Nachdem die Regelungen überarbeitet worden waren und sowohl das Landgericht als auch das Oberlandesgericht Karlsruhe keine Beanstandungen mehr hatten, sah auch der vierte Zivilsenat am BGH in einer vorläufigen Einschätzung keine Gründe, die dagegen sprechen. Seine endgültige Entscheidung wollte er gegen 15.00 Uhr verkünden (Az. IV ZR 120/22). Es geht um rund 1,7 Millionen Versicherte.
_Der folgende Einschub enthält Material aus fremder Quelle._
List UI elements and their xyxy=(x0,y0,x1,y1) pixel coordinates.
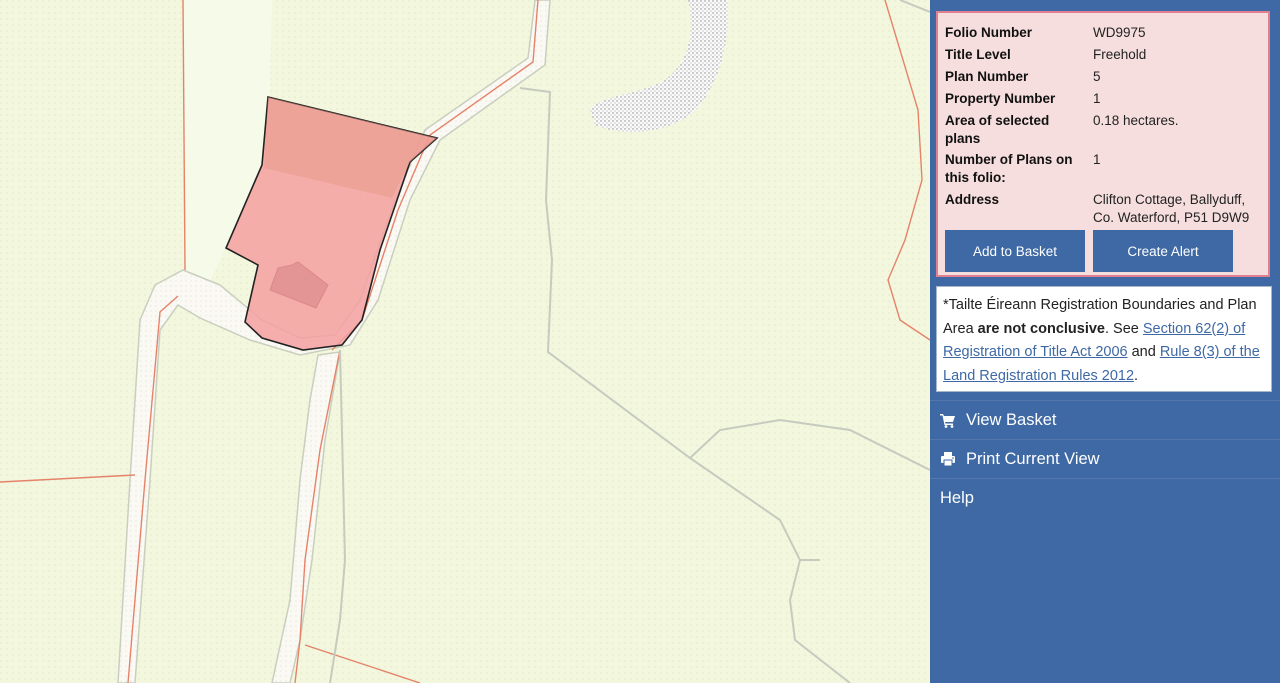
disclaimer-bold: are not conclusive xyxy=(977,320,1105,337)
menu-label: View Basket xyxy=(966,410,1057,429)
folio-info-box: Folio Number WD9975 Title Level Freehold… xyxy=(936,11,1270,277)
map-view[interactable] xyxy=(0,0,930,683)
info-value: WD9975 xyxy=(1093,25,1146,40)
info-label: Area of selected plans xyxy=(945,113,1050,146)
info-value: 1 xyxy=(1093,91,1101,106)
info-value: 5 xyxy=(1093,69,1101,84)
info-label: Folio Number xyxy=(945,25,1032,40)
disclaimer-text: . xyxy=(1134,367,1139,384)
view-basket-menu-item[interactable]: View Basket xyxy=(930,400,1280,439)
info-label: Property Number xyxy=(945,91,1056,106)
info-label: Address xyxy=(945,192,1000,207)
side-panel: Folio Number WD9975 Title Level Freehold… xyxy=(930,0,1280,683)
disclaimer-text: . See xyxy=(1105,320,1143,337)
disclaimer-box: *Tailte Éireann Registration Boundaries … xyxy=(936,286,1272,392)
info-value: Clifton Cottage, Ballyduff, Co. Waterfor… xyxy=(1093,192,1250,225)
add-to-basket-button[interactable]: Add to Basket xyxy=(945,230,1085,272)
help-menu-item[interactable]: Help xyxy=(930,478,1280,517)
disclaimer-text: and xyxy=(1127,344,1160,360)
info-value: 1 xyxy=(1093,152,1101,167)
create-alert-button[interactable]: Create Alert xyxy=(1093,230,1233,272)
info-value: Freehold xyxy=(1093,47,1147,62)
print-view-menu-item[interactable]: Print Current View xyxy=(930,439,1280,478)
info-label: Number of Plans on this folio: xyxy=(945,152,1073,185)
menu-label: Print Current View xyxy=(966,449,1100,468)
printer-icon xyxy=(941,452,955,467)
info-label: Plan Number xyxy=(945,69,1029,84)
menu-label: Help xyxy=(940,488,974,507)
shopping-cart-icon xyxy=(940,414,955,428)
map-canvas[interactable] xyxy=(0,0,930,683)
info-label: Title Level xyxy=(945,47,1011,62)
info-value: 0.18 hectares. xyxy=(1093,113,1179,128)
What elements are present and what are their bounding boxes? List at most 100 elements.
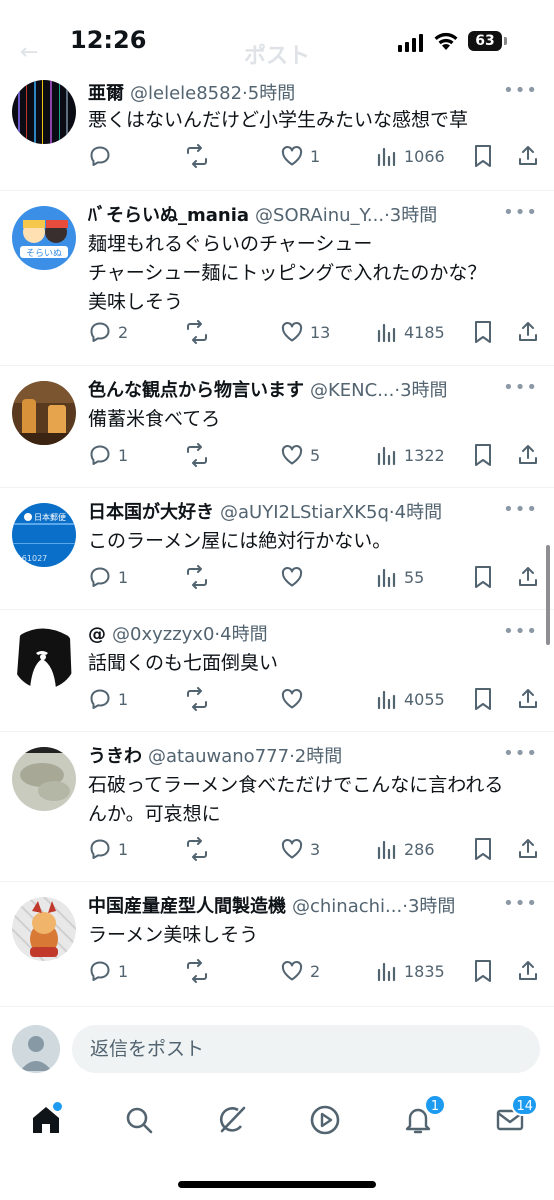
reply-count: 1 — [118, 567, 129, 587]
like-button[interactable]: 5 — [280, 443, 320, 467]
views-button[interactable]: 4055 — [376, 687, 445, 711]
more-options-icon[interactable]: ••• — [503, 893, 538, 914]
more-options-icon[interactable]: ••• — [503, 499, 538, 520]
bookmark-button[interactable] — [472, 687, 494, 711]
avatar[interactable] — [12, 625, 76, 689]
user-handle[interactable]: @lelele8582 — [130, 83, 242, 104]
user-handle[interactable]: @SORAinu_Y... — [255, 205, 384, 226]
views-icon — [377, 690, 396, 710]
repost-button[interactable] — [184, 565, 210, 589]
timestamp[interactable]: 5時間 — [248, 83, 295, 104]
display-name[interactable]: うきわ — [88, 746, 142, 767]
scrollbar[interactable] — [546, 545, 550, 645]
display-name[interactable]: 中国産量産型人間製造機 — [88, 896, 286, 917]
repost-button[interactable] — [184, 959, 210, 983]
more-options-icon[interactable]: ••• — [503, 80, 538, 101]
avatar[interactable] — [12, 381, 76, 445]
reply-button[interactable]: 1 — [88, 687, 128, 711]
like-button[interactable]: 13 — [280, 320, 330, 344]
like-count: 1 — [310, 146, 321, 166]
timestamp[interactable]: 3時間 — [400, 380, 447, 401]
more-options-icon[interactable]: ••• — [503, 377, 538, 398]
reply-button[interactable]: 1 — [88, 443, 128, 467]
avatar[interactable]: そらいぬ — [12, 206, 76, 270]
reply-tweet[interactable]: 亜爾 @lelele8582·5時間 ••• 悪くはないんだけど小学生みたいな感想… — [0, 80, 554, 191]
more-options-icon[interactable]: ••• — [503, 621, 538, 642]
share-button[interactable] — [516, 320, 540, 344]
my-avatar[interactable] — [12, 1025, 60, 1073]
share-button[interactable] — [516, 565, 540, 589]
share-button[interactable] — [516, 687, 540, 711]
timestamp[interactable]: 3時間 — [390, 205, 437, 226]
more-options-icon[interactable]: ••• — [503, 743, 538, 764]
reply-button[interactable]: 1 — [88, 565, 128, 589]
avatar[interactable] — [12, 897, 76, 961]
timestamp[interactable]: 2時間 — [295, 746, 342, 767]
views-button[interactable]: 1066 — [376, 144, 445, 168]
display-name[interactable]: ﾊﾞそらいぬ_mania — [88, 205, 249, 226]
reply-tweet[interactable]: @ @0xyzzyx0·4時間 ••• 話聞くのも七面倒臭い 1 4055 — [0, 609, 554, 732]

Diese Menschen, die bei der Systemumstellung 2022 noch nicht 55 Jahre alt waren, hatte die Versorgungsanstalt des Bundes und der Länder (VBL) damals als "rentenfern" eingestuft und so schlechter behandelt als ältere. Das - sowie eine erste Nachbesserung - wertete der BGH als Verstoß gegen den allgemeinen Gleichheitssatz im Grundgesetz.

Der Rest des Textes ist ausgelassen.